Sunday, November 14, 2010

Yesterday's Market




The first big move last week occurred on Tuesday, when prices moved lower for the entire day (a). Prices rebounded on Wednesday, but hit resistance at previous highs (b), which was followed by a lower opening on Thursday (c) and another all day rally (d). Prices gapped lower at the open on Friday (e), rallied into the EMA area (f). and then fell hard (g). Overall, the tone of the market last week was negative, as we had two rallies that had no follow-through and a big sell-off on Friday.


Prices have now retreated to the 20 day EMA for support.



Looking at the daily picture of the SPYs along with the technical indicators, we get the following picture. Prices have hit previous price levels (a) and retreated. This is a healthy development; price movements are like a good musical line -- there should be tension and release. However, we don't want prices to retreat too far. Right now they are at the 20 day EMA, which is a good level. Also note the orientation of all the EMAs; they are very bullish. The shorter are above the longer and all are moving higher. The technical indicators tell us that we're still seeing a net inflow of cash into the market (c and d) but momentum is getting a bit weary (e).
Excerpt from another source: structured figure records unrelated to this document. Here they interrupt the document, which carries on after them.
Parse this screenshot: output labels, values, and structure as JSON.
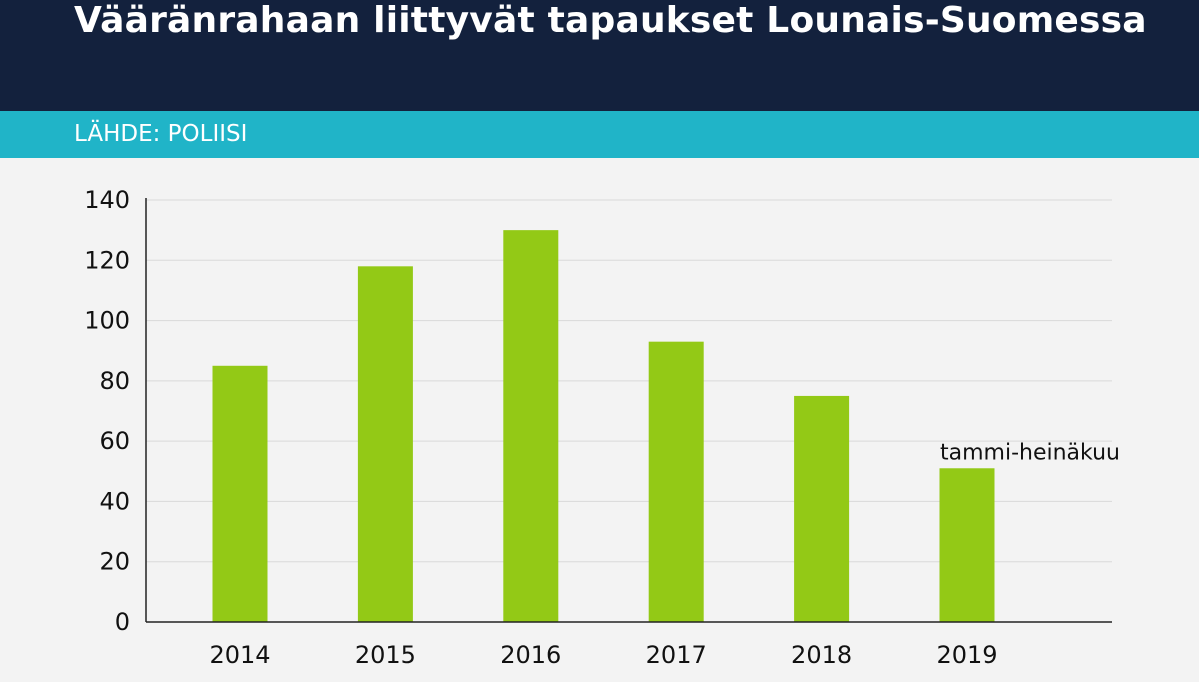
{
  "header": {
    "title": "Vääränrahaan liittyvät tapaukset Lounais-Suomessa",
    "source": "LÄHDE: POLIISI"
  },
  "colors": {
    "header_bg": "#13213d",
    "source_bg": "#20b4c8",
    "bar": "#93c916",
    "background": "#f3f3f3"
  },
  "chart_data": {
    "type": "bar",
    "title": "Vääränrahaan liittyvät tapaukset Lounais-Suomessa",
    "xlabel": "",
    "ylabel": "",
    "categories": [
      "2014",
      "2015",
      "2016",
      "2017",
      "2018",
      "2019"
    ],
    "values": [
      85,
      118,
      130,
      93,
      75,
      51
    ],
    "ylim": [
      0,
      140
    ],
    "yticks": [
      0,
      20,
      40,
      60,
      80,
      100,
      120,
      140
    ],
    "grid": true,
    "annotations": [
      {
        "category": "2019",
        "text": "tammi-heinäkuu"
      }
    ]
  }
}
Overall -- and considering the news from Friday (China and Ireland) a further downward move is more likely.


The Treasury market saw three primary moves: a downward trend that lasted until mid-day Wednesday (a), a quick rebound (b) that lasted until the close of Wednesday and a sell-off that lasted the rest of the week (c).



Notice how the 200 minute EMA acted as resistance the entire week.


Last week, the dollar made two primary moves. On Tuesday and into Wednesday prices moved higher (a). For the rest of the week, prices consolidated in a rectangle pattern (b).




On the daily chart, notice that prices still appear to be bottoming (a). Also note the 10 day EMA is about to cross over the 20 day EMA -- a bullish development. Money is flowing into the market (c and d) and there is increased upside momentum (e).